I have fond memories of many past Decembers. I can remember building yule logs. I would drill holes in oak logs and fill them with various chemicals that made colors in the fire as they burned. Some evergreen from the neighbor’s bushes and some red ribbon completed the log. I got the idea from “Boys Life” or “Popular Mechanics.” I would load up my wagon in the evening and go house to house to sell them. It became an annual tradition and people looked forward to my visit in December. I like to think that I added to their celebration of the holidays. Maybe that was the beginning of my entrepreneurial spirit.

December is a time of traditions. When I was growing up, my mom traditionally made fruit cakes from my grandmother’s recipe. My grandfather was a chef at the Waldorf Astoria Hotel in New York City, so I am sure he had a hand in it as well. My mom would actually make and bake the cakes before Thanksgiving, but the process was not finished there. She covered them with cheesecloth and soaked them with whiskey until Christmas. Boy, they sure tasted good! She also baked cookies of every description. I liked all of them but my favorite was her meringue cookies — they were to die for!

Our Boy Scout troop sold Christmas trees every year, and since my dad was the Scoutmaster, we always had a fine looking tree. We usually put it up a few days before Christmas so that it would last through the holidays. After Christmas, all the guys in the neighborhood would collect the trees and take them to a nearby vacant lot for a gigantic bonfire. That vacant lot was where we played — it had trenches for our war games and tree houses as our lookouts.
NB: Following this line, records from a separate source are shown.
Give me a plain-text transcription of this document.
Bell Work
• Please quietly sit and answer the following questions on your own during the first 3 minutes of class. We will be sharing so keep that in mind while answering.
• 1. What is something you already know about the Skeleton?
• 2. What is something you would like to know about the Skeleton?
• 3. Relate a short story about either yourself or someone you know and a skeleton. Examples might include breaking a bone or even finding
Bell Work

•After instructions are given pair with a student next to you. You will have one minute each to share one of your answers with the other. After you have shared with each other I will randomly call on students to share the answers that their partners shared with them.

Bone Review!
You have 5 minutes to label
I am part of the generation that would leave home in the morning, play all day, ride bikes everywhere, have pick-up cork ball games with broomsticks and bottle caps, and play “capture the flag” after dinner ... as long as we were back when the streetlights came on. No one was able to reach us all day. And we were OK. I can fondly remember the Christmas when I received my brand-new bike (no more hand-me-downs — I had an older sister, so I rode a girl’s bike for awhile). I remember my first Flexible Flyer sled and my Red Ryder BB gun (no, I did not shoot any eyes out).

When Sue and I were married, we started our traditions. We opened gifts on Christmas morning. So on Christmas Eve — after the kids went to sleep — we put up the tree and assembled all the toys under it. Santa’s workshop was often open until three or four in the morning. But we have great memories when our four children were young.

Now that all the children are married — and we have been blessed with eight grandchildren — our traditions have changed. We celebrate with an early dinner on Christmas Eve, and the children know Sue has told Santa to stop by our house early so they can get their gifts. So they wait to hear Santa’s bells as he is leaving. Last year, the children rushed outside and said they saw his sleigh in the sky! And who is to say they didn’t? After all, it’s a magical time of the year.

But there is an even greater tradition. I can remember when I was old enough to attend Midnight Mass as a member of the children’s choir. I was asked to be a server at Midnight Mass. This was such a great privilege! The servers had special red cassocks and starched white surpluses. The church was beautifully decorated, and every candle was lit. This was a blessed time!

The reason for the season is to celebrate the birth of Jesus Christ more than 2,000 years ago in a stable in Bethlehem. “For unto us a Child is born, come let us adore Him.” My wish for you is that you enjoy the traditions of this holy season with your family and friends. Remember, our greatest assets as human beings are our faith, family, and friends. May the blessings of this glorious season be yours now and throughout the New Year.